Longer Human Life Expectancy Means More Endangered And Invasive Species, 'Land Sickness'

The increasing human life expectancy may be good news for homo sapiens, but not so much for every other species on the planet.

A new study found that as human lives get longer, the percentage of "invasive and endangered species" grows as well, a University of California, Davis press release reported.

The study looked at 100 countries which contained about 87 percent of the world population.

Researchers factored in 15 different social and ecological variables including tourism and water stress to make their conclusion.

The team looked at how specific human activities affected the percentage of invasive and endangered birds and mammals. Some of the other factors the researchers took into account included: "agricultural intensity, rainfall, pesticide regulation, energy efficiency, wilderness protection, latitude, export-import ratio, undernourishment, adult literacy, female participation in government, and total population."

The researchers included a factor in their study that is not typically associated with what conservationist Aldo Leopold called "land sickness." That factor was human life expectancy, and it turned out to be the "key predictor of global invasions and extinctions," the press release reported.

"It's not a random pattern," lead author Aaron Lotz, a postdoctoral scholar in the Department of Wildlife, Fish and Conservation Biology which hosted the study, said. "Out of all this data, that one factor - human life expectancy - was the determining factor for endangered and invasive birds and mammals."

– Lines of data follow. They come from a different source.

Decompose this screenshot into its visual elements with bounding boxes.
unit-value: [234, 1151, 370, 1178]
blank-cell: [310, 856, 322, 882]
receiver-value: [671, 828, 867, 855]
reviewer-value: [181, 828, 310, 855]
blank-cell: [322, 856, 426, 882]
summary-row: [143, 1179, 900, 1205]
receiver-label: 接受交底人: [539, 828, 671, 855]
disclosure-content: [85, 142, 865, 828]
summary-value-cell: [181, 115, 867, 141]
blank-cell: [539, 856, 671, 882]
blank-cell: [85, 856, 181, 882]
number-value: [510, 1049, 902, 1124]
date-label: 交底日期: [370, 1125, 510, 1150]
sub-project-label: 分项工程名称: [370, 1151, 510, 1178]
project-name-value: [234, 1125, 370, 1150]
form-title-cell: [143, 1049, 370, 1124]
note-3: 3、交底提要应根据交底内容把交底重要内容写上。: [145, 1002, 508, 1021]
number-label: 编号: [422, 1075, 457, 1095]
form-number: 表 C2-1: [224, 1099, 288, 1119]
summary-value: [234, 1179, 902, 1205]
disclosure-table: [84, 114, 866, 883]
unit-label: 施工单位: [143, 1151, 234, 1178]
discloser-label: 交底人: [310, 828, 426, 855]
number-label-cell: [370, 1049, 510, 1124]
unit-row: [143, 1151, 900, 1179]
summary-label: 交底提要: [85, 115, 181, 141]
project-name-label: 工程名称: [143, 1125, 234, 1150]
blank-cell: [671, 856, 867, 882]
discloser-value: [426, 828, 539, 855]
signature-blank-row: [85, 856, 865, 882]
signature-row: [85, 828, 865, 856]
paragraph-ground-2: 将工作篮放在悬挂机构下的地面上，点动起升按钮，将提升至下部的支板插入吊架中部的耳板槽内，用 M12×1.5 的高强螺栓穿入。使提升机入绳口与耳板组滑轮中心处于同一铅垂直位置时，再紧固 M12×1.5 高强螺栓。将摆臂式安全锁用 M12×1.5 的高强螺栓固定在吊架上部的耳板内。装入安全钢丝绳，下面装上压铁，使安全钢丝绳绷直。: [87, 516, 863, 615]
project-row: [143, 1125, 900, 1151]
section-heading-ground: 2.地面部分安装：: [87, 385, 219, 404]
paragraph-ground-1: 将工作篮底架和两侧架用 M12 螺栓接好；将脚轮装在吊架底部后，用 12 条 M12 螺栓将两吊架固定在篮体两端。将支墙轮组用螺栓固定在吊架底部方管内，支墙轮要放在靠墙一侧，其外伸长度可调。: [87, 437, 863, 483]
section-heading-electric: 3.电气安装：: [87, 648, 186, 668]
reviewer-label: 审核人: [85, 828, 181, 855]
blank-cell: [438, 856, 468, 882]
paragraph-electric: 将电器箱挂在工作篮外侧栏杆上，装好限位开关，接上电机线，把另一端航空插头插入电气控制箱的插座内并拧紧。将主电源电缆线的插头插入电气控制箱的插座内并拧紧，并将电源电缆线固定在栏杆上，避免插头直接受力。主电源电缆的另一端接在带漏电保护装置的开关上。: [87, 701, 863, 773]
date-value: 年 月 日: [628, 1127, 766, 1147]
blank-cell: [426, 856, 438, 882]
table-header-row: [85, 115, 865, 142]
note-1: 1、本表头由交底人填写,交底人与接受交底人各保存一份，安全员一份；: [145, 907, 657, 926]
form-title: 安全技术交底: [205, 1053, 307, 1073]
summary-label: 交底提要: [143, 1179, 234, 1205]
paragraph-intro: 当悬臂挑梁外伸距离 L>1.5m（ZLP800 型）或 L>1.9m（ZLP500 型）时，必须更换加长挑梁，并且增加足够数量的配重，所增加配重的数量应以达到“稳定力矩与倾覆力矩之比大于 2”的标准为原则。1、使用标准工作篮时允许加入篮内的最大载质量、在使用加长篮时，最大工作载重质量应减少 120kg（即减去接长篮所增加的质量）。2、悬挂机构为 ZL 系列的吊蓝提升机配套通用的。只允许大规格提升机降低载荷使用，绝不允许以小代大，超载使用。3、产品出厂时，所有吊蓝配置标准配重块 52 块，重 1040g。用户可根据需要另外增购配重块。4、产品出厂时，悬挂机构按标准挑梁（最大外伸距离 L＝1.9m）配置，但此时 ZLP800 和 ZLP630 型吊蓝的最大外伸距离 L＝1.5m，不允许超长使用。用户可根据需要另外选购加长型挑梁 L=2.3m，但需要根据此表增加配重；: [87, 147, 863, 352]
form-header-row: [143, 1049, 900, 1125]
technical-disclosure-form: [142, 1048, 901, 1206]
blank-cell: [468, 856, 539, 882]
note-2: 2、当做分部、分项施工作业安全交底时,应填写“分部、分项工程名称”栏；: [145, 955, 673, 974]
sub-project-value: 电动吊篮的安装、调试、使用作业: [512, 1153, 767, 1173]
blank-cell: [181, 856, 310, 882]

The team found the U.S., New Zealand, and the Philippines were at the top of the list of countries with the most endangered and invasive birds.

New Zealand was also found to have the highest rate of invasive and endangered species overall, although it has a low rate of "native terrestrial land mammals." African countries were found to have the lowest percentage of endangered and invasive species, this could be partially due to the low rate of international trade in the region.

"Some studies have this view that there's wildlife and then there's us," Lotz said. "But we're part of the ecosystem. We need to start relating humans to the environment in our research and not leave them out of the equation. We need to realize we have a direct link to nature."